Alors, il est paranoïaque, ne se fie plus à personne, quitte à vivre sa vie tel un cycle, à ouvrir les portes de manière précautionneuse, comme lorsqu'il pose le mouchard dans le sac d'un passant. Il vit dans le mensonge, prétend ne pas détenir de téléphone, ne pas détenir de choses personnelles et retient ses sentiments à l'image de la scène où il finit par quitter son amour, qui lui a posé le trop plein de questions.
Le personnage peut alors paraître paradoxal au premier abord : lorsqu'il enregistre, qu'il réécoute les pistes sonores, il n'a peur de rien, sûr de lui. Puis, une fois confronté à la société, ce n'est plus le même, il a désormais peur qu'on lui soutire ses informations personnelles, qu'on lui fasse ce que lui fait aux autres.
La situation dans laquelle il se retrouve l'amène à questionner son rapport à son travail. Pourquoi enregistrer ces personnes, et surtout pourquoi suis-je incapable de nouer une relation avec l'autre ?
Le nom du personnage "Caul" est frappant de sens, il est celui que l'on appelle, qui entend l'autre mais qui n'écoute pas.
La clé du film, c'est celle-là. Si seulement Harry avait tendu davantage l'oreille, il aurait remarqué la supercherie de l'entreprise dirigée
non pas par le directeur, mais par l'assistant.
Harry n'écoute pas plus l'autre que cela, tout simplement parce que la société ne lui permet pas d'accorder sa confiance pour un seul moment. Dès lors qu'il le fait, le mouchard se fait moucher.
Il est notamment victime d'une blague, où l'on a pu l'enregistrer à son insu, une affaire qui le concernait justement tout personnellement : l'amour qu'il ressent pour la jeune femme qu'il ne revoit désormais plus, à qui il n'a jamais osé confesser ce qu'il ressentait véritablement de peur que cela lui porte préjudice.
De la même manière, la simulation du couple laissant paraître un effroi simulé dans le parc est bien révélatrice, se moquer d'un sans-abri puis le dissimuler en se disant qu'il a pu être aimé un jour par ses parents.
C'est la société toute entière qui manipule alors l'information, fait preuve d'un cynisme sans équivalent et manque cruellement de sincérité.
Harry est sincère, il est amoureux de la jeune femme, il est même passionné lorsqu'il joue du saxophone dans son appartement.
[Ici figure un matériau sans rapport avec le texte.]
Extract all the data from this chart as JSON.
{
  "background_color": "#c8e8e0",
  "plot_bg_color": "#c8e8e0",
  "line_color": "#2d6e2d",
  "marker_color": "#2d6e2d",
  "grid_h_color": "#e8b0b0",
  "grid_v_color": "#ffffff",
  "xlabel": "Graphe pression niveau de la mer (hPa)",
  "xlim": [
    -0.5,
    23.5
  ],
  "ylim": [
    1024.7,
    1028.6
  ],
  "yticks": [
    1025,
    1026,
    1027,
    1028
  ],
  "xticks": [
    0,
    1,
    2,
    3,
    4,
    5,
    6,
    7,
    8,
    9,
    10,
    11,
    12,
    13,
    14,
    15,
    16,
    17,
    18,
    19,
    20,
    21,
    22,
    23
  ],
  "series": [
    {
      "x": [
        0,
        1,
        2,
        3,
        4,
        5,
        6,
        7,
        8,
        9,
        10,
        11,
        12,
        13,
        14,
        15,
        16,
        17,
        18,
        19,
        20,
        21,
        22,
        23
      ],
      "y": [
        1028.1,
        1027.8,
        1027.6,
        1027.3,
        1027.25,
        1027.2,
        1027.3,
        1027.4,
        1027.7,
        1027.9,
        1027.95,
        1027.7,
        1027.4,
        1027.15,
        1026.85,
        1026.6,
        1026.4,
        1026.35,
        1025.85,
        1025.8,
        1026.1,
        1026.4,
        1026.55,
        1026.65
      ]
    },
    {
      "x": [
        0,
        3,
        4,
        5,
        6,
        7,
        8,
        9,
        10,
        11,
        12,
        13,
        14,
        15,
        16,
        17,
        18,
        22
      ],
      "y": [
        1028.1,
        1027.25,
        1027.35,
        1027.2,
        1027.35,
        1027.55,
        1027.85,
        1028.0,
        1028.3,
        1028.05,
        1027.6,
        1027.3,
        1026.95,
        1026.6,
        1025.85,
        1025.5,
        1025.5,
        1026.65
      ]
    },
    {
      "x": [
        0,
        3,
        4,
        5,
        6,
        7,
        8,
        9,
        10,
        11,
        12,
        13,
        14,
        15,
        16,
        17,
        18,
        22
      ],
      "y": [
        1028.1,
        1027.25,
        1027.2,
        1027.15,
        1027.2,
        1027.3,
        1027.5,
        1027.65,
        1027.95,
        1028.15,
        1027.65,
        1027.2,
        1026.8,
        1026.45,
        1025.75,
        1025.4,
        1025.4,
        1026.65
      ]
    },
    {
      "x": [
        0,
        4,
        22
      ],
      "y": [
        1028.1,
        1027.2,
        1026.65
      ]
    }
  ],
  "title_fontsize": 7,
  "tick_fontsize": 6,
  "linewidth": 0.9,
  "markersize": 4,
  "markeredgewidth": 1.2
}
Mais on ne lui a jamais laissé l'opportunité de vivre à son rythme.
Le thème musical en lui-même, composé par David Shire, ne cesse de rattraper le personnage. Même lorsqu'il joue du saxophone, lui permettant de s'exprimer librement, la musique est en avance. Il se doit d'essayer de rattraper le rythme, la cadence.
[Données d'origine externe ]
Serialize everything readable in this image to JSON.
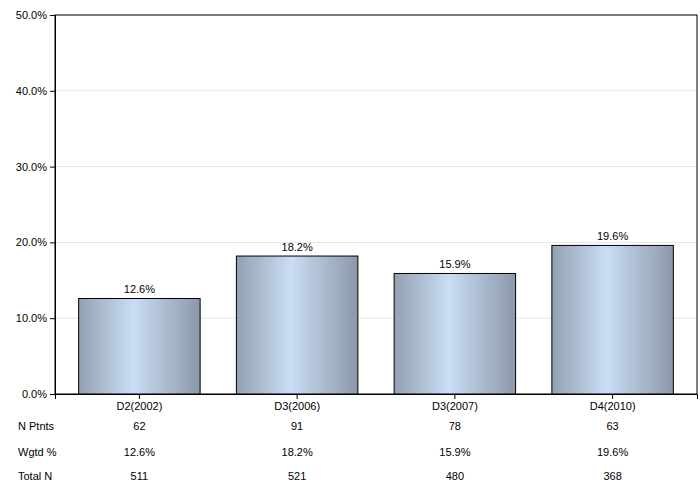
{
  "chart_data": {
    "type": "bar",
    "categories": [
      "D2(2002)",
      "D3(2006)",
      "D3(2007)",
      "D4(2010)"
    ],
    "values": [
      12.6,
      18.2,
      15.9,
      19.6
    ],
    "value_labels": [
      "12.6%",
      "18.2%",
      "15.9%",
      "19.6%"
    ],
    "color": "#a6b6c9",
    "ylim": [
      0,
      50
    ],
    "yticks": [
      {
        "value": 0,
        "label": "0.0%"
      },
      {
        "value": 10,
        "label": "10.0%"
      },
      {
        "value": 20,
        "label": "20.0%"
      },
      {
        "value": 30,
        "label": "30.0%"
      },
      {
        "value": 40,
        "label": "40.0%"
      },
      {
        "value": 50,
        "label": "50.0%"
      }
    ],
    "grid": true,
    "data_labels": true,
    "table": {
      "rows": [
        {
          "label": "N Ptnts",
          "values": [
            62,
            91,
            78,
            63
          ]
        },
        {
          "label": "Wgtd %",
          "values": [
            12.6,
            18.2,
            15.9,
            19.6
          ],
          "value_labels": [
            "12.6%",
            "18.2%",
            "15.9%",
            "19.6%"
          ]
        },
        {
          "label": "Total N",
          "values": [
            511,
            521,
            480,
            368
          ]
        }
      ]
    }
  }
}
La conversation entendue était une machination, que n'a pas su parfaitement écouter, Harry Caul. Il découvrira, comme pour la précédente affaire pour laquelle il avait travaillé, résultant également sur un meurtre, que la société américaine cherche à étouffer la vérité.
Paralysé des bras et jambes enfant alors que sa mère remplissait le bain d'eau chaude, il n'a en réalité jamais réussi à remonter à la surface.
Il est d'ailleurs tout à fait intéressant de remarquer que le protagoniste échappe presque toujours, concrètement au cadre, il n'est jamais au centre de l'image, et c'est la caméra elle-même qui tente de le rattraper par moments, à l'image de ces panoramiques à répétition.
Le rêve du personnage, dialoguant avec la prétendue victime, est bouleversant : il s'agit d'un dialogue de sourds, puisqu'Harry tente de s'excuser, alors même qu'il est la victime d'une machination dont il n'a pas la connaissance. La technique du champ-contrechamp, la lumière brumeuse couvrant les silhouettes des personnages permet d'exprimer toute la distance qui sépare Harry de la Vérité.
Conversation Secrète est le récit d'un homme passionné, en incapacité de vivre sainement psychologiquement.
C'est l'histoire d'une Amérique victime de ses propres jeux, alors que le scandale du Watergate approche à grands pas.
Mais l'espoir reste présent, si l'on ne lui permettra pas de déclarer la vérité sur la conversation secrète, Harry ne cessera pas cette fois-ci de jouer de son saxophone ;micro ou pas. Il aura encore pour lui, toute la sincérité de l'amour qu'il éprouve pour la chose qui lui tient tant à cœur.